心臓の電気活動には、刺激に対する応答が制限される「不応期」と呼ばれる期間が2つ存在します。ここでは、絶対不応期と相対不応期の定義、測定方法、そして臨床的に重要なR on T現象について解説します。
絶対不応期の定義
絶対不応期(ARP)は、QRS複合波が脱分極した直後に始まります。QRSは心電図で最も大きな振幅を示す波形で、主にR波が該当します。ARPは心筋が全ての活動電位を使い果たした状態で、心臓はこの期間中に再び刺激に応答できません。
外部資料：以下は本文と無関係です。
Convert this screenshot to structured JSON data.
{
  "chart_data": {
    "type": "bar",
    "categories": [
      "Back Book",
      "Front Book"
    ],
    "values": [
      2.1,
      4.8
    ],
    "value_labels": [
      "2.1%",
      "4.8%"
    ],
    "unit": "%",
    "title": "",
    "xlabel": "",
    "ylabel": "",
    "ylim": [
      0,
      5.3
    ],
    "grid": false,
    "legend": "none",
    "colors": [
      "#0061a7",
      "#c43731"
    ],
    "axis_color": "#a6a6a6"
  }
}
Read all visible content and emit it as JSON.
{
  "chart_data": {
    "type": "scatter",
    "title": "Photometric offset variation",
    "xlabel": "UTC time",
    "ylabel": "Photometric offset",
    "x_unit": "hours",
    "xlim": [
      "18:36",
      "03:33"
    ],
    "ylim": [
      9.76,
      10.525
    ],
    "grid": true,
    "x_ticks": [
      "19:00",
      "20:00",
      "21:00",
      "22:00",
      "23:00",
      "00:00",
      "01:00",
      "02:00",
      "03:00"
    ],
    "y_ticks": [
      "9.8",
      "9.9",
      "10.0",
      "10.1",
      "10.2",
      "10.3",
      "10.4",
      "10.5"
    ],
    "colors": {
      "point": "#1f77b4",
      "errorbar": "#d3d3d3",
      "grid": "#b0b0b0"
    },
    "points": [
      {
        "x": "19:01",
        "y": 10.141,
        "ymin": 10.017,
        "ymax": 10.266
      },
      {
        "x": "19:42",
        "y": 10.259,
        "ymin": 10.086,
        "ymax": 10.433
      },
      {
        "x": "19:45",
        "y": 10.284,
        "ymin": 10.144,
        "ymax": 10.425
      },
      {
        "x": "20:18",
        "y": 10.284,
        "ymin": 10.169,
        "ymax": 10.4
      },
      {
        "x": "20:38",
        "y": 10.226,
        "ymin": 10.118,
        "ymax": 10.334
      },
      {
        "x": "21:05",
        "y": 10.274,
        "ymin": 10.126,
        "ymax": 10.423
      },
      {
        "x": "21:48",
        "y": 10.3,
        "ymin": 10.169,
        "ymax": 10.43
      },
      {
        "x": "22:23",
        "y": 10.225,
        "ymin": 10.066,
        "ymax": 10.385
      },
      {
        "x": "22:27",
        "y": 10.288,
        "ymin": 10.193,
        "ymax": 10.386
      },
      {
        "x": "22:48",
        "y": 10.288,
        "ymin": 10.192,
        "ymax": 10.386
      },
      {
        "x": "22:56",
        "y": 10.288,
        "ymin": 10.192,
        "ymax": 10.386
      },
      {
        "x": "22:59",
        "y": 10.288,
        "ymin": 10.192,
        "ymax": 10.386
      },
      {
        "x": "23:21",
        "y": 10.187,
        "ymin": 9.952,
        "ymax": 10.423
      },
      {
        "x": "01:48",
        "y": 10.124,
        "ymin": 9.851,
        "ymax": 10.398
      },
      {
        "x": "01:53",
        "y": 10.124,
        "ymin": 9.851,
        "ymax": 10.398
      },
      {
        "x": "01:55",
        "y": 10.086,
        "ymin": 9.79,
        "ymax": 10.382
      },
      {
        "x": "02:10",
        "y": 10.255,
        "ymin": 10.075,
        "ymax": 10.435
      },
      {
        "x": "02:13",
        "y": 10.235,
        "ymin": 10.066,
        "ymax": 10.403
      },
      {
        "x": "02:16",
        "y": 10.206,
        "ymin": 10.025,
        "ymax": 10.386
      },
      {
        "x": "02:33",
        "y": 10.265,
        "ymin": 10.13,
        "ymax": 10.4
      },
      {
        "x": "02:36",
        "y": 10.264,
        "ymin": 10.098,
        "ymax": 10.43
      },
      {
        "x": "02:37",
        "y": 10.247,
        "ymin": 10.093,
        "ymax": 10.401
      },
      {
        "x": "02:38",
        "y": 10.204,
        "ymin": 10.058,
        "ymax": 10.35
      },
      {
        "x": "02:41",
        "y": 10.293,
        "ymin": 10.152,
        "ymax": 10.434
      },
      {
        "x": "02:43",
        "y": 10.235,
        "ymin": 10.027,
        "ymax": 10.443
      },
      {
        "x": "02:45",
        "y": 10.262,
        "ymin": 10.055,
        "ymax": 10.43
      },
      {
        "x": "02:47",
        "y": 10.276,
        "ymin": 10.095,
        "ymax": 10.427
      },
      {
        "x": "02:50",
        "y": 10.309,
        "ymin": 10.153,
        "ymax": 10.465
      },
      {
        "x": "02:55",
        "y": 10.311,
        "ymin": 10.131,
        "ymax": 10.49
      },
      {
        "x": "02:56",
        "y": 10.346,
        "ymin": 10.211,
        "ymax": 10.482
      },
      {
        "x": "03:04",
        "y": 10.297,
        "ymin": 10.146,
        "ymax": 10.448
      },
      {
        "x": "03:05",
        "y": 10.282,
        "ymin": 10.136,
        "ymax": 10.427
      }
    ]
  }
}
絶対不応期は次のT波の山の中間まで続き、T波を半分に分けた場合、前半がARPに含まれます。
相対不応期の定義
相対不応期(RRP)は、T波の山頂から始まり、心房の脱分極を示すP波が現れ、Q波が負の変位を示す前の、心電図が安静状態に戻るまで続きます。RRPという名称は、この期間中に適切な刺激が与えられれば、心筋が残りのエネルギーで再度心室脱分極(QRS複合波)を起こし、不整脈を誘発する可能性があることに由来します。
絶対不応期の測定方法
絶対不応期を測定する際は、R波が等電位線から正方向に変位し、T波の山頂に達するまでの時間を測ります。心拍数により変動しますが、R波の上昇時間とT波がピークに達するまでの時間をミリ秒で合計したものが絶対不応期です。
相対不応期の測定方法
相対不応期は、T波が山頂に達した瞬間から、次のQ波が等電位線から負方向に変位し始めるまでの時間を測ります。T波のピークからQ波が出現するまでのミリ秒数が、心室が極性を保っている時間、すなわち相対不応期の長さとなります。
R on T 現象と相対不応期
R on T 現象は、相対不応期に起こり得る危険な事象です。T波の山頂が相対不応期の開始を示すため、この期間中に心室から不適切な電気インパルスが発生すると、R波がT波上に乗る(R on T)ことがあります。これにより心筋の脱分極・再分極サイクルが乱れ、最も一般的には致死的な心室細動を引き起こします。